Along with the big four, other companies are beginning to think in terms of ecosystems also. Adobe, at their recent Digital Marketing Summit, announced that they are knitting their Marketing Cloud, Creative Cloud and Document Cloud into a single platform -- a whole cloth that can be used to cut out different applications. In conjunction with this, they are working on what they called "an open ecosystem" that would be reflected in their Line of Business Marketplace -- ecosystem partners who fill the gaps that Adobe can't fill. They are go to market (GTM) partners and Adobe's sales teams will learn how to sell them and will be compensated for the sales. The narrative is in the works. Adobe is planning on making the big four a big five of ecosystems.

But there is one other play here. A mini-ecosystem. Two examples:

Imagine a series of sales optimization/enablement/acceleration players combining their complementary offerings to go to market together with a powerful sales optimization solution that exceeds the power of any one of them; i.e. PROS meets InsideView meets Clearslide meets.... I'm not suggesting this one as a real one, because that particular combination might actually be awkward. Just the idea of three different companies that are sales value adds working together for a powerful offering that doesn't require a particular larger ecosystem to incubate necessary. They can be larger ecosystem agnostic but in the case of this one, it does need a Salesforce automation-related parent to be of real value.

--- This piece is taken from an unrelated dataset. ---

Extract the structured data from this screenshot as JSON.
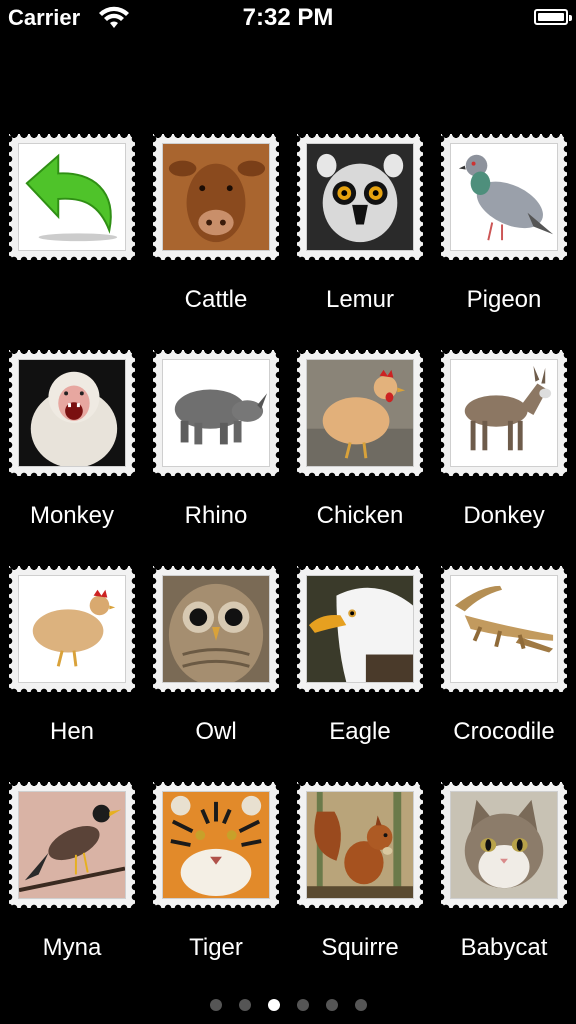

Imagine a series with this story: "Customers participate in a community and as they do so, their journey through the community and outside the community is not only tracked but intelligence on the customer is gathered. Then based on all of that, and adding all the structured and unstructured data gathered, a highly personalized set of interactions can be crafted to work with that customer even if the name isn't known." The value to customers of the realization of this scenario is ginormous. There are several companies out there who if they combine can realize this narrative.

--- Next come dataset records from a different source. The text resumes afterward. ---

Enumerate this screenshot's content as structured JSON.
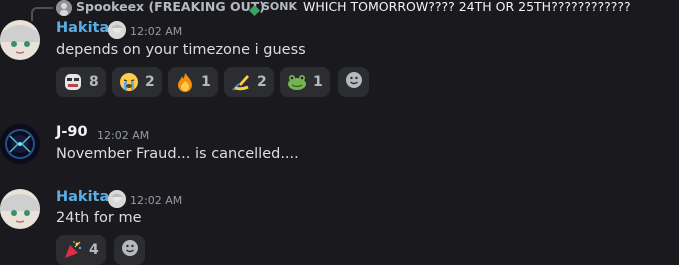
{
  "reply": {
    "author": "Spookeex (FREAKING OUT)",
    "tag": "SONK",
    "text": "WHICH TOMORROW???? 24TH OR 25TH????????????"
  },
  "messages": [
    {
      "author": "Hakita",
      "time": "12:02 AM",
      "text": "depends on your timezone i guess",
      "reactions": [
        {
          "emoji": "mask-face",
          "count": "8"
        },
        {
          "emoji": "crying-face",
          "count": "2"
        },
        {
          "emoji": "fire",
          "count": "1"
        },
        {
          "emoji": "writing-hand",
          "count": "2"
        },
        {
          "emoji": "frog",
          "count": "1"
        }
      ]
    },
    {
      "author": "J-90",
      "time": "12:02 AM",
      "text": "November Fraud... is cancelled....",
      "reactions": []
    },
    {
      "author": "Hakita",
      "time": "12:02 AM",
      "text": "24th for me",
      "reactions": [
        {
          "emoji": "party-popper",
          "count": "4"
        }
      ]
    }
  ],
  "colors": {
    "background": "#1a1a1e",
    "username_blue": "#5aaee6",
    "reaction_bg": "#2b2d31"
  }
}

These are mini-ecosystems. They are companies that provide complementary technologies that strengthen their ability as a unit to go to market and differentiate themselves in that market. Sometimes they can stand alone. Sometimes they still need a specific application or solution to embed themselves in. But they don't need a specific ecosystem. They are an ecosystem, albeit a smaller one. I think there is a lot of opportunity out there among the smaller vendors to unite around this principle.

There is one that I got a press release about not too long ago but I can't find the press release and I didn't know the company that issued the press release. What I do remember clearly (sadly, the only thing I remember clearly) is that this company whose name I can't remember was in a GTM relationship with InsideView and two other unnamed (I'm not just forgetting here) companies. This four company alliance was designed to provide a complementary set of capabilities that made each of them stronger and all of them better together and allowed them to some extent in any case, pool resources. Meaning, a mini-ecosystem. This was the first sign that it was more than a good idea and was becoming something that companies were taking action on.

Exciting possibilities I think. There is one other in the works that I think has huge possibilities. Do you know of any others out there that I might be missing? Let me know. This is going to be one of my pushes in the next several months. To me, fundamentally, for technology companies to make their offerings worth anything to contemporary customers, ecosystem thinking is required -- and execution needed.

This mini-ecosystem is something on my mind at the moment because I think it has some chops if it is realized in the right way. Please let me know what you think. I could be off on what I'm thinking. I've never claimed to be the Word or speak the gospel. These are my opinions and that's all they are.

I want the industry to succeed. I want my friends in this industry (well, actually all my friends) to have comfortable lives of their choosing. It's a huge market and the room for all companies to do well in it is there but it is one, like anything else, that has to adjust to a changing world. I'm trying to do my part - for better or worse.